Vous vous en doutiez, l'affabilité
déployée en discret gentilhomme d'une époque révolue, la
confiance de David, le sentiment de curiosité de la nouvelle société
à l'égard d'un rescapé des galanteries et singularités de
l'ancienne cour, l'intérêt à mon endroit de l'épouse du général
Bonaparte, et son influence flatteuse, m'ont ainsi menés du côté
de la plus extraordinaire des aventures.
Concevez-vous cela ? C'est à ne
point y croire! Savez-vous qu'à mon âge, je me sens l'âme d'un
jeune et fol chevalier partant pour la croisade, avec grande fougue
et grand dédain des périls extrêmes qui le guettent à l'horizon ?
« Je pars pour je ne sais où.
Mes liaisons avec le général Bonaparte m'ont fait engager dans
l'expédition qu'il va faire . J'y serai attaché à l'état-major.

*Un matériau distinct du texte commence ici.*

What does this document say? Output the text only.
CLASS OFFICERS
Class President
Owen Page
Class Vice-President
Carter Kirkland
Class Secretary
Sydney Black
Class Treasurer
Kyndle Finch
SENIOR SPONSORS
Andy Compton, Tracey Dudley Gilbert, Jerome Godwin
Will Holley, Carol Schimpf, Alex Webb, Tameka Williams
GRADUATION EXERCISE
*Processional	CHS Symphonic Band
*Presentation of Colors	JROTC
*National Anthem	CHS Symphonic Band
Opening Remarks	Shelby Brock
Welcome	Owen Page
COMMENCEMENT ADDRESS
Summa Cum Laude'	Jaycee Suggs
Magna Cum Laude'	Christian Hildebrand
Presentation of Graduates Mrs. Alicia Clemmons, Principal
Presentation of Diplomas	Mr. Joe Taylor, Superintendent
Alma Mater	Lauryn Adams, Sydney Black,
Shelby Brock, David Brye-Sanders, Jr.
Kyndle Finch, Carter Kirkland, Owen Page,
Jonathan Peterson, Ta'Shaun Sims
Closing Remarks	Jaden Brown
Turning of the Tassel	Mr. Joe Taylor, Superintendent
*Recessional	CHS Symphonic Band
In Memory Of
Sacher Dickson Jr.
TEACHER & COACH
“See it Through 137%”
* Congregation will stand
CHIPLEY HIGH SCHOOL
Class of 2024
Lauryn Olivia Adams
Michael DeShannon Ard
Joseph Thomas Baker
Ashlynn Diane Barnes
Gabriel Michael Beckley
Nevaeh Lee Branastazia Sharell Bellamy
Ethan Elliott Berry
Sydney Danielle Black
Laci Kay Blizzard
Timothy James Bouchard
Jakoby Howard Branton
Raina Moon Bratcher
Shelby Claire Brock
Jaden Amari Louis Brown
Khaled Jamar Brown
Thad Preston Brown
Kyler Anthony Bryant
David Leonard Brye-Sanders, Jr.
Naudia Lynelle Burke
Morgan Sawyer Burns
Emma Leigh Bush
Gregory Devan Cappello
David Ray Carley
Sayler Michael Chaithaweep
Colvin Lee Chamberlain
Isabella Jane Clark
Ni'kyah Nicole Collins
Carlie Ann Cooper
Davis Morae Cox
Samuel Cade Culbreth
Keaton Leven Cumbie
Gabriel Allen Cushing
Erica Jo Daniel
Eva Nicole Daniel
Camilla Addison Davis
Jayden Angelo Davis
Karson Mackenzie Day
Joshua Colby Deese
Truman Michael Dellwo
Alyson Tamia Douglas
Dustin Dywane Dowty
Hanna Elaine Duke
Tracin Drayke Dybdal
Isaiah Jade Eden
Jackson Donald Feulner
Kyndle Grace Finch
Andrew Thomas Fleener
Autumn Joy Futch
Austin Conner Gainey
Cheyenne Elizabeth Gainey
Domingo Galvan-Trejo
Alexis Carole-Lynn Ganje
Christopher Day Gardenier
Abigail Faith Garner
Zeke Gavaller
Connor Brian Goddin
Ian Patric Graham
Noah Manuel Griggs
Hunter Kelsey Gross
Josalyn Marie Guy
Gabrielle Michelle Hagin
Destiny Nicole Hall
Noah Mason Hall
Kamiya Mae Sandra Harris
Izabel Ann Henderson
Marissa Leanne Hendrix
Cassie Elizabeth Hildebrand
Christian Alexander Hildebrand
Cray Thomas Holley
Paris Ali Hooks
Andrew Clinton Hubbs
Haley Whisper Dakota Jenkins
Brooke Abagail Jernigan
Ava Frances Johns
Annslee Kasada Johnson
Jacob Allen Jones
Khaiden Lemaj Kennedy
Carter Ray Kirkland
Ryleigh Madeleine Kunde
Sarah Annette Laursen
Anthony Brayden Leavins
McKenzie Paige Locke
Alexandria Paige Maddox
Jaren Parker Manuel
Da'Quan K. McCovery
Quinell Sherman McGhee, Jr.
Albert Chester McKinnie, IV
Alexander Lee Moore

Mon absence ne durera que la sienne.J'avais des besoins : cela
les fait cesser et j'emploierai entièrement les derniers moments
dont je puis disposer .
On dit que nous ne serons que six mois
dehors, mais je compte un an. »
Ma chère Adélaïde, vous vous moquiez
de moi en me soupçonnant d'adorer Paris plus que Rome, Naples, ou
Florence, Venise étant un lieu interdit auquel je m'interdis de
songer …
vous vous trompiez, et preuve en est ce
départ .
« Vous voyez bien à présent que je
n'étais pas amoureux de Paris . J'ai renoncé pour toutes
sortes de raison à ce délice enchanteur qu'on ne peut goûter
qu'étant jeune ou riche . Je ne suis plus ni l'un ni l'autre , il
faut que je cherche d'autres jouissances. »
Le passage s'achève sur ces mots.